Buskontrolle bei der Klassenfahrt
Die Polizei überprüfte auf der Autobahnraststätte Linumer Bruch das Profil der Reifen, die Bremsen sowie die Lenk- und Ruhezeiten
Die Schulkinder haben bereits ihre Plätze eingenommen. Busfahrer Hans Seemann setzt sich ans Lenkrad. Die Türen schließen, die Klassenfahrt geht weiter. Das Fahrzeug der Berliner Firma Seemann-Reisen ist technisch in Ordnung, der Fahrer ausgeruht. Die Polizei hat keinerlei Beanstandungen. Hans Seemann steuert den Reisebus auf die Autobahn 24 Richtung Hamburg.
Auf der Raststätte Linumer Bruch kontrolliert an diesem Tag die Sonderüberwachungsgruppe der brandenburgischen Verkehrspolizei zwischen 7 und 13 Uhr Reisebusse. Mit einer Taschenlampe gehen Beamten an die Räder, überprüfen beispielsweise die Bremsen und das Profil der Reifen. Wichtig ist aber auch die Einhaltung der Lenk- und Ruhezeiten.
Nach viereinhalb Stunden Fahrt seien 45 Minuten Pause vorgeschrieben, erläutert Thomas Dobkowicz, Leiter der Überwachungsgruppe. Außerdem müsse jeder Busfahrer nach spätestens sechs Arbeitstagen wenigstens 45 Stunden Ruhe bekommen. Ob die Vorschriften eingehalten werden, lässt sich unkompliziert nachvollziehen. Denn in der Europäischen Union müssen alle Reisebusse spezielle Geräte an Bord haben, die für den Zeitraum der vergangenen 28 Tage die Lenk- und Ruhezeiten aufzeichnen. Die Beamten erstellen einen Ausdruck und gehen die Daten durch.
Das dauert ein wenig. Auch die Fahrgäste im Postbus nach Hamburg müssen sich deswegen eine Weile gedulden. Einer der Fahrgäste - selbst von Beruf Busfahrer - nutzt die Verzögerung, um eine Zigarette zu rauchen. Er ist unterwegs, um sich in Hamburg bei der Deutsche Post Mobility GmbH zu bewerben. Dass die Polizei genau hinsieht, findet er richtig. »Es geht ja um Menschenleben«, sagt er. »Meine Familie möchte auch, dass ich abends gesund nach Hause komme.« Als Kraftfahrer hat der Mann schon viel erlebt: Firmenchefs, die ihre Mitarbeiter rücksichtslos anweisen, ohne Pausen durchzufahren, und die ein extra Portemonnaie zum Bezahlen der Bußgelder mitgeben. Termindruck und drohende Vertragsstrafen bei Verspätungen verleiten Fuhrunternehmer zu diesem riskanten Vorgehen.

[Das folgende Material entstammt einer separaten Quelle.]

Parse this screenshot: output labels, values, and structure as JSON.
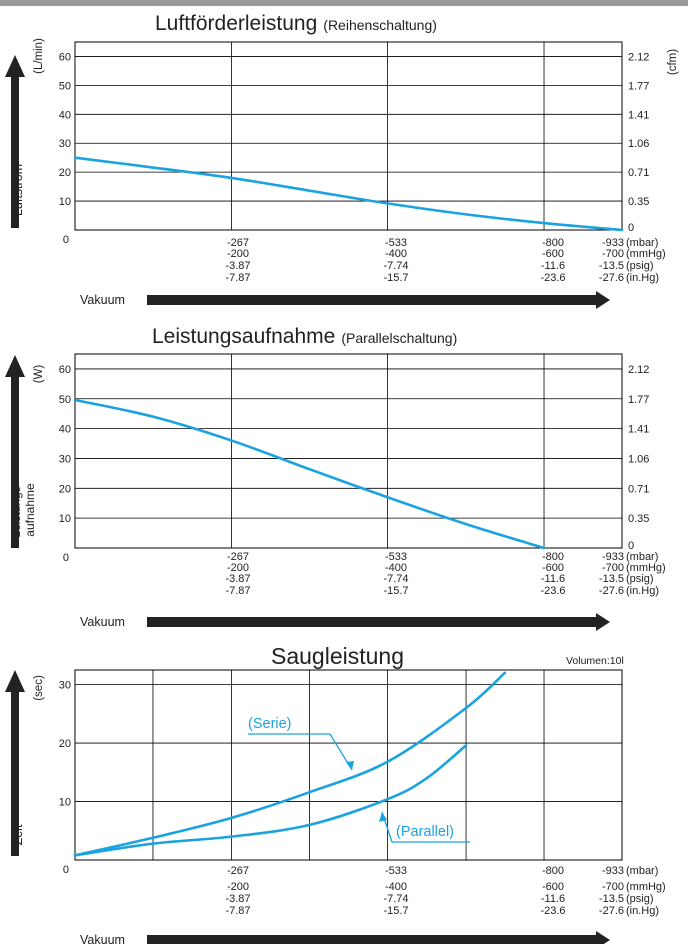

Etwa einmal im Monat komme es in Brandenburg vor, so berichtet Dobkowicz, dass übermüdete Fahrer sich wegen ihrer unnachgiebigen Chefs bei der Polizei melden und darum bitten, aus dem Verkehr gezogen zu werden, damit sie endlich schlafen können.
In Deutschland wird nicht bar kassiert. Die Bußgeldbescheide kommen mit der Post, die Beträge müssen überwiesen werden. Je nach Schwere des Vergehens sind zwischen 60 und mehr als 1000 Euro zu zahlen.
Mit einer Aktionswoche bemüht sich das Polizeipräsidium um mehr Sicherheit im gewerblichen Personen- und Güterverkehr. Nach den Bussen sind an diesem Dienstag Gefahrguttransporte dran. Am Mittwoch geht es um die Sicherung der Ladung, am Donnerstag um die Einhaltung des Sicherheitsabstandes, die Beachtung des Überholverbots, die Gurtpflicht und das unzulässige Telefonieren ohne Freisprechanlage.
Im vergangenen Jahr starben 51 Menschen im brandenburgischen Straßenverkehr, in 35 Fällen waren Lastwagenfahrer die Unfallverursacher. 25 158 Laster sind im Jahr 2015 von der Polizei kontrolliert worden. Bei 41,5 Prozent der Fahrzeuge gab es Beanstandungen, meistens wegen der Lenk- und Ruhezeiten.
Nachdem die Polizei einen Reisebus aus der Slowakei abgefertigt hat, rollt eine Klassenfahrt aus dem Landkreis Elbe-Elster in die Kontrollzone auf der Raststätte. Der Bus hat kein modernes digitales Aufzeichnungsgerät. Die Lenkzeiten sind auf altmodischen Pappscheiben vermerkt. »Das kann dauern«, schätzt ein Beamter. Die Jugendlichen strömen derweil ins Schnellrestaurant.